Sarah Howgate is the Curator of Contemporary Portraits at the National Portrait Gallery, London. Her previous exhibitions include David Hockney Portraits, a retrospective of the artist’s works at the National Portrait Gallery, London, Museum of Fine Arts, Boston and Los Angeles County Museum of Art.

Artists Biography

(b Berlin, 8 Dec 1922. d 20 July 2011). British painter and draughtsman. He was the son of the architect Ernst Freud (1892–1970) and the grandson of SIGMUND FREUD. His family moved to England in 1932, and in 1939 he became a naturalized British subject and enrolled at the East Anglian School of Painting and Drawing, Dedham, run by Cedric Morris. Apart from a year in Paris and Greece, Freud spent most of the rest of his career in Paddington, London, an inner-city area whose seediness is reflected in Freud’s often sombre and moody interiors and cityscapes.
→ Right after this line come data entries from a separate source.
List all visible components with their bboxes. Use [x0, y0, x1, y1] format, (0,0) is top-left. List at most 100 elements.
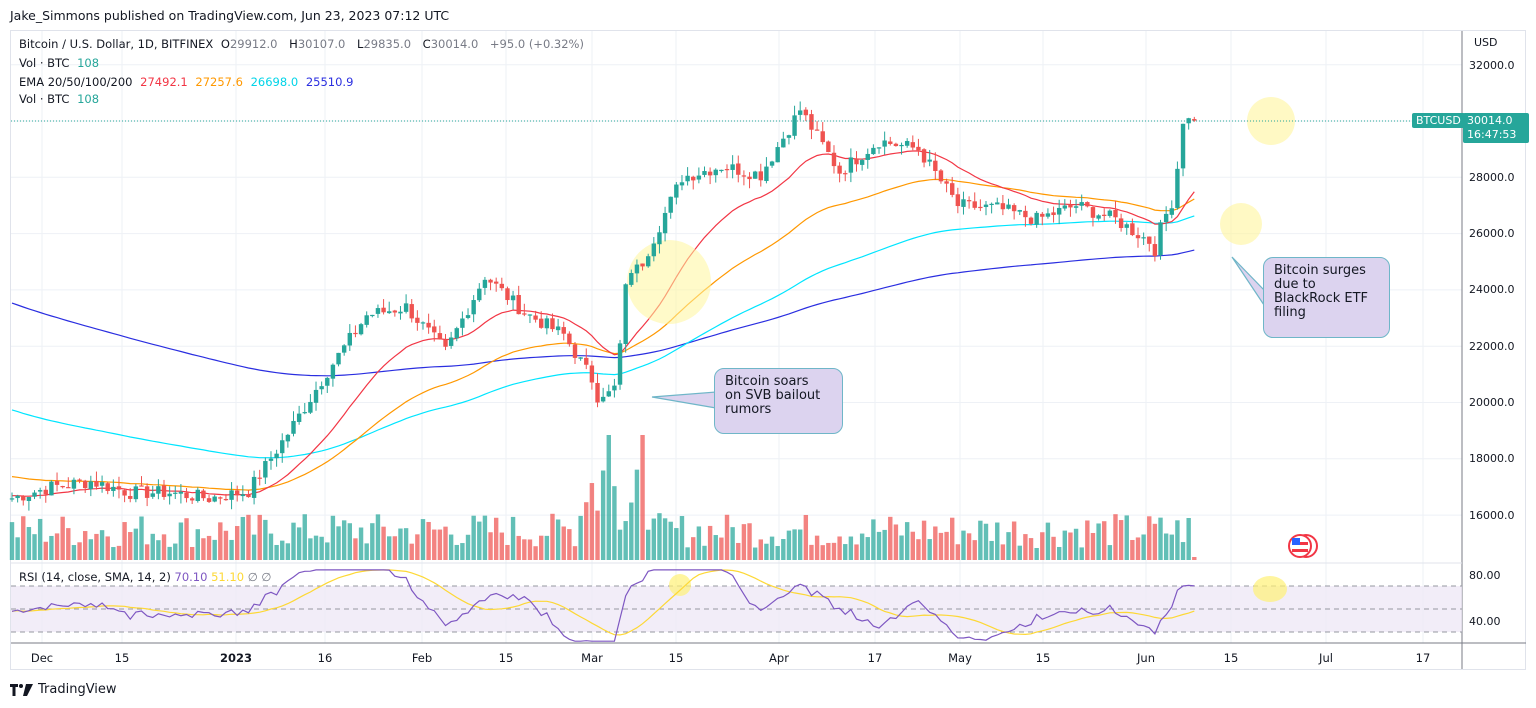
- candle-body: [950, 183, 955, 195]
- candle-body: [319, 386, 324, 390]
- volume-bar: [1163, 533, 1169, 560]
- volume-bar: [544, 535, 550, 560]
- candle-body: [1152, 244, 1158, 257]
- volume-bar: [679, 516, 685, 560]
- candle-body: [1124, 224, 1129, 228]
- candle-body: [448, 337, 454, 346]
- candle-body: [1096, 215, 1101, 219]
- volume-bar: [533, 546, 538, 560]
- volume-bar: [1158, 517, 1163, 560]
- callout-etf-line-1: Bitcoin surges: [1274, 263, 1366, 278]
- candle-body: [1107, 210, 1113, 216]
- volume-bar: [358, 527, 364, 560]
- volume-bar: [482, 515, 488, 560]
- volume-bar: [341, 520, 347, 560]
- rsi-sma-value: 51.10: [211, 570, 245, 584]
- time-tick: 15: [1223, 651, 1239, 665]
- volume-bar: [1062, 530, 1068, 560]
- volume-bar: [375, 514, 381, 560]
- volume-bar: [629, 502, 634, 560]
- currency-label: USD: [1474, 36, 1498, 49]
- volume-bar: [116, 545, 122, 560]
- volume-bar: [1006, 532, 1011, 560]
- volume-bar: [696, 526, 702, 560]
- time-tick: 17: [867, 651, 883, 665]
- volume-bar: [685, 547, 690, 560]
- us-economic-event-icon[interactable]: [1288, 534, 1318, 558]
- candle-body: [995, 202, 1000, 205]
- volume-bar: [156, 540, 161, 560]
- candle-body: [9, 498, 15, 500]
- volume-bar: [448, 534, 454, 560]
- open-number: 29912.0: [229, 37, 278, 51]
- candle-body: [707, 171, 713, 176]
- bar-countdown: 16:47:53: [1467, 128, 1517, 141]
- volume-bar: [634, 469, 640, 560]
- candle-body: [201, 490, 206, 499]
- candle-body: [826, 141, 831, 153]
- candle-body: [741, 175, 747, 177]
- candle-body: [527, 314, 533, 316]
- open-label: O: [220, 37, 230, 51]
- volume-bar: [955, 544, 961, 560]
- volume-bar: [1079, 547, 1084, 560]
- highlight-circle-june-base: [1220, 203, 1262, 245]
- candle-body: [1068, 204, 1073, 208]
- callout-svb[interactable]: Bitcoin soars on SVB bailout rumors: [714, 368, 843, 434]
- volume-bar: [392, 536, 398, 560]
- volume-bar: [769, 536, 775, 560]
- volume-bar: [792, 529, 797, 560]
- candle-body: [617, 343, 623, 385]
- volume-bar: [747, 523, 752, 560]
- volume-bar: [370, 523, 375, 560]
- volume-bar: [274, 544, 279, 560]
- volume-bar: [713, 535, 718, 560]
- volume-bar: [94, 533, 99, 560]
- candle-body: [471, 300, 476, 315]
- symbol-price-tag: BTCUSD: [1412, 113, 1465, 128]
- volume-bar: [831, 542, 837, 560]
- volume-bar: [904, 522, 910, 560]
- volume-bar: [606, 435, 611, 560]
- candle-body: [539, 318, 544, 328]
- volume-value: 108: [77, 56, 100, 70]
- volume-bar: [280, 540, 285, 560]
- candle-body: [246, 494, 251, 498]
- volume-bar: [251, 534, 257, 560]
- candle-body: [358, 324, 364, 335]
- volume-bar: [111, 547, 116, 560]
- volume-bar: [189, 546, 195, 560]
- high-value: H30107.0: [289, 37, 349, 51]
- volume-bar: [691, 537, 696, 560]
- candle-body: [578, 357, 583, 359]
- candle-body: [178, 491, 184, 494]
- candle-body: [944, 181, 949, 184]
- volume-bar: [54, 533, 60, 560]
- candle-body: [955, 194, 961, 207]
- candle-body: [415, 317, 420, 323]
- price-tick-16000: 16000.0: [1469, 509, 1515, 522]
- volume-bar: [522, 539, 527, 560]
- volume-bar: [319, 536, 324, 560]
- candle-body: [1062, 205, 1068, 209]
- callout-etf[interactable]: Bitcoin surges due to BlackRock ETF fili…: [1263, 257, 1390, 338]
- price-tick-32000: 32000.0: [1469, 59, 1515, 72]
- rsi-legend: RSI (14, close, SMA, 14, 2) 70.10 51.10 …: [19, 570, 271, 584]
- volume-bar: [325, 542, 330, 560]
- volume-bar: [257, 514, 262, 560]
- tradingview-logo[interactable]: TradingView: [10, 682, 117, 697]
- volume-bar: [966, 533, 972, 560]
- candle-body: [724, 169, 730, 171]
- candle-body: [223, 498, 229, 501]
- volume-bar: [674, 528, 679, 560]
- volume-bar: [235, 526, 240, 560]
- candle-body: [150, 493, 155, 497]
- candle-body: [139, 485, 144, 487]
- candle-body: [37, 490, 43, 492]
- volume-bar: [1000, 544, 1006, 560]
- time-tick: Feb: [411, 651, 433, 665]
- volume-bar: [798, 529, 803, 560]
- candle-body: [173, 492, 178, 494]
- volume-bar: [505, 544, 510, 560]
In the 1940s he was principally interested in drawing, especially the face, as in Naval Gunner (1941; priv. col., see Gowing, pl. 22), and occasionally using a distorted style reminiscent of George Grosz, as in Page from a Sketchbook (1941; priv. col., see Gowing, pl. 17). He began to turn his attention to painting, however, and experimented with Surrealism, producing such images as the Painter’s Room (1943; priv. col., see Gowing, pl. 26), which features an incongruous arrangement of objects, including a stuffed zebra’s head, a battered chaise longue and a house plant, all of which survived his Surrealist phase and appeared separately in later paintings. He was also loosely associated with Neo-Romanticism, and the intense, bulbous eyes that characterize his early portraits show affinities with the work of other artists associated with the movement, such as John Minton, whose portrait he painted in 1952 (London, Royal Coll. A.). He established his own artistic identity, however, in meticulously executed realist works, imbued with a pervasive mood of alienation. He was dubbed by Herbert Read ‘the Ingres of existentialism’ (Contemporary British Art, Harmondsworth, 1951, rev. 1964, p. 35) because of such images as those of his first wife, Kitty (the daughter of Jacob Epstein), nervously clutching a rose in Girl with Roses (1947–8; London, Brit. Council).